From 1925 to 1927, Denis follows the courses of the University of
Neuchâtel, in Faculty of Arts; he attends the courses of psychology
and the seminar of Jean Piaget on genetic epistemology, and the
course of max Nierdermann on the linguistics of Ferdinand de
Saussure. In 1930, the end of its studies is sanctioned by an Arts
degree (French, German, history, psychology, philosophy).

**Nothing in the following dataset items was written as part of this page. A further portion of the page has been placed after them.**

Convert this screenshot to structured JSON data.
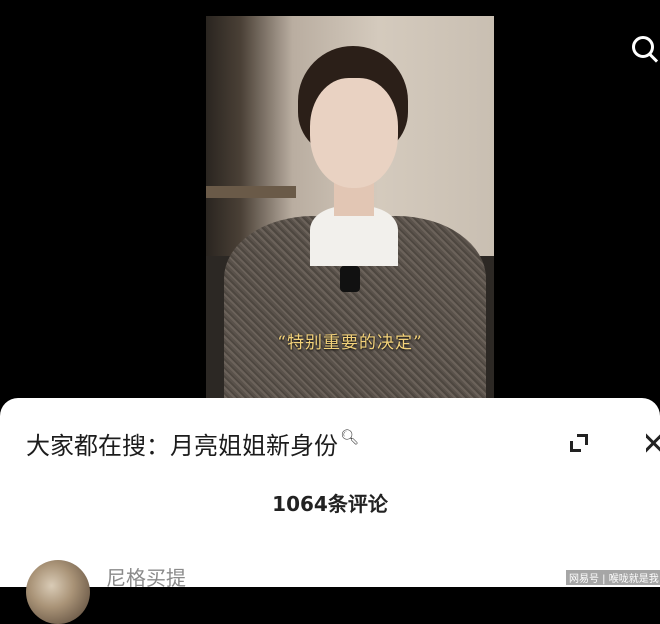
{
  "video": {
    "caption": "“特别重要的决定”"
  },
  "header": {
    "search_icon": "search-icon"
  },
  "sheet": {
    "search_title": "大家都在搜：月亮姐姐新身份",
    "search_title_icon": "search-icon",
    "expand_icon": "expand-icon",
    "close_icon": "close-icon",
    "comment_count": "1064条评论"
  },
  "comments": [
    {
      "username": "尼格买提"
    }
  ],
  "watermark": {
    "text": "网易号 | 喉咙就是我"
  }
}
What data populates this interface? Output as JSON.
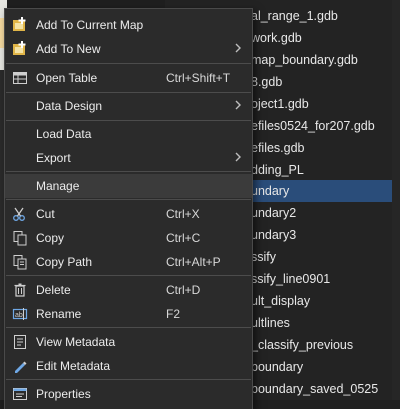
{
  "catalog": {
    "items": [
      {
        "label": "al_range_1.gdb",
        "selected": false,
        "partial": true
      },
      {
        "label": "work.gdb",
        "selected": false
      },
      {
        "label": "map_boundary.gdb",
        "selected": false
      },
      {
        "label": "8.gdb",
        "selected": false
      },
      {
        "label": "oject1.gdb",
        "selected": false
      },
      {
        "label": "efiles0524_for207.gdb",
        "selected": false
      },
      {
        "label": "efiles.gdb",
        "selected": false
      },
      {
        "label": "dding_PL",
        "selected": false
      },
      {
        "label": "undary",
        "selected": true
      },
      {
        "label": "undary2",
        "selected": false
      },
      {
        "label": "undary3",
        "selected": false
      },
      {
        "label": "ssify",
        "selected": false
      },
      {
        "label": "ssify_line0901",
        "selected": false
      },
      {
        "label": "ult_display",
        "selected": false
      },
      {
        "label": "ultlines",
        "selected": false
      },
      {
        "label": "_classify_previous",
        "selected": false
      },
      {
        "label": "boundary",
        "selected": false
      },
      {
        "label": "boundary_saved_0525",
        "selected": false
      }
    ]
  },
  "menu": {
    "items": [
      {
        "label": "Add To Current Map",
        "shortcut": "",
        "icon": "add-to-map-icon",
        "submenu": false
      },
      {
        "label": "Add To New",
        "shortcut": "",
        "icon": "add-to-new-icon",
        "submenu": true
      },
      {
        "label": "Open Table",
        "shortcut": "Ctrl+Shift+T",
        "icon": "table-icon",
        "submenu": false
      },
      {
        "label": "Data Design",
        "shortcut": "",
        "icon": "",
        "submenu": true
      },
      {
        "label": "Load Data",
        "shortcut": "",
        "icon": "",
        "submenu": false
      },
      {
        "label": "Export",
        "shortcut": "",
        "icon": "",
        "submenu": true
      },
      {
        "label": "Manage",
        "shortcut": "",
        "icon": "",
        "submenu": false,
        "highlighted": true
      },
      {
        "label": "Cut",
        "shortcut": "Ctrl+X",
        "icon": "scissors-icon",
        "submenu": false
      },
      {
        "label": "Copy",
        "shortcut": "Ctrl+C",
        "icon": "copy-icon",
        "submenu": false
      },
      {
        "label": "Copy Path",
        "shortcut": "Ctrl+Alt+P",
        "icon": "copy-path-icon",
        "submenu": false
      },
      {
        "label": "Delete",
        "shortcut": "Ctrl+D",
        "icon": "trash-icon",
        "submenu": false
      },
      {
        "label": "Rename",
        "shortcut": "F2",
        "icon": "rename-icon",
        "submenu": false
      },
      {
        "label": "View Metadata",
        "shortcut": "",
        "icon": "view-metadata-icon",
        "submenu": false
      },
      {
        "label": "Edit Metadata",
        "shortcut": "",
        "icon": "edit-metadata-icon",
        "submenu": false
      },
      {
        "label": "Properties",
        "shortcut": "",
        "icon": "properties-icon",
        "submenu": false
      }
    ]
  },
  "colors": {
    "selection": "#2a4d7a",
    "menu_background": "#2b2b2b",
    "gdb_icon": "#d9b25a"
  }
}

The same year, Denis de Rougemont is established in Paris, where it
ensures the literary direction of the Editions I Am useful (it is
they which will publish Kierkegaard, Karl Barth, Nicolas Berdiaeff,
Ortega…). He engages in the movements personalists, where he meets
then collaborates with in particular G Marcel, E Mounier, A. Marc,
A. Dandieu, R. Aron.
Denis de Rougemont (1906 – 1985)
The “Prince of the European cultural Community” in which Saint-John
PERSE saw “a scientific figuration of Homo europeanus”, was born in
Couvet (Neufchatel, CH) in a family of French origin installed in
Switzerland since XIVème century.
Graduate of the universities of Neufchatel, Geneva, and Vienna, he
was the pupil of Jean Piaget. It began a career from writer in 1927
and contributed to various magazines of French literature.
In 1931, it came to Paris where, editor with the Editions “I Am
useful”, it published Ortega y Gasset, Kierkegaard, Berdiaeff, and
the theologist Karl Barth. It rejoigna the group of the personalists
animated by the philosopher Emmanuel Mounier. At this time, he
became active member of the European Movement. He published its
first Political work “of the person ” in 1934, followed by “the Love
and the Occident” (1939).
http://www.erm.lu/epm/id220.htm
Origin of the Paneuropa Union
The Paneuropa Union is currently headed by Otto Habsburg and was
founded in 1923 by Richard Nikolaus Count Coudenhove-Kalergi. It is
credited with some influence over the creation of what is now the
European Union. Paneuropa is, unsurprisingly, more active in Austria
and the former Austro-Hungarian states. It is very anti-Communist
and Christian Democratic in political orientation, with a strong
Catholic influence. The famous 1989 ‘picnic’ on the
Austrian/Hungarian border was organized by Paneuropa.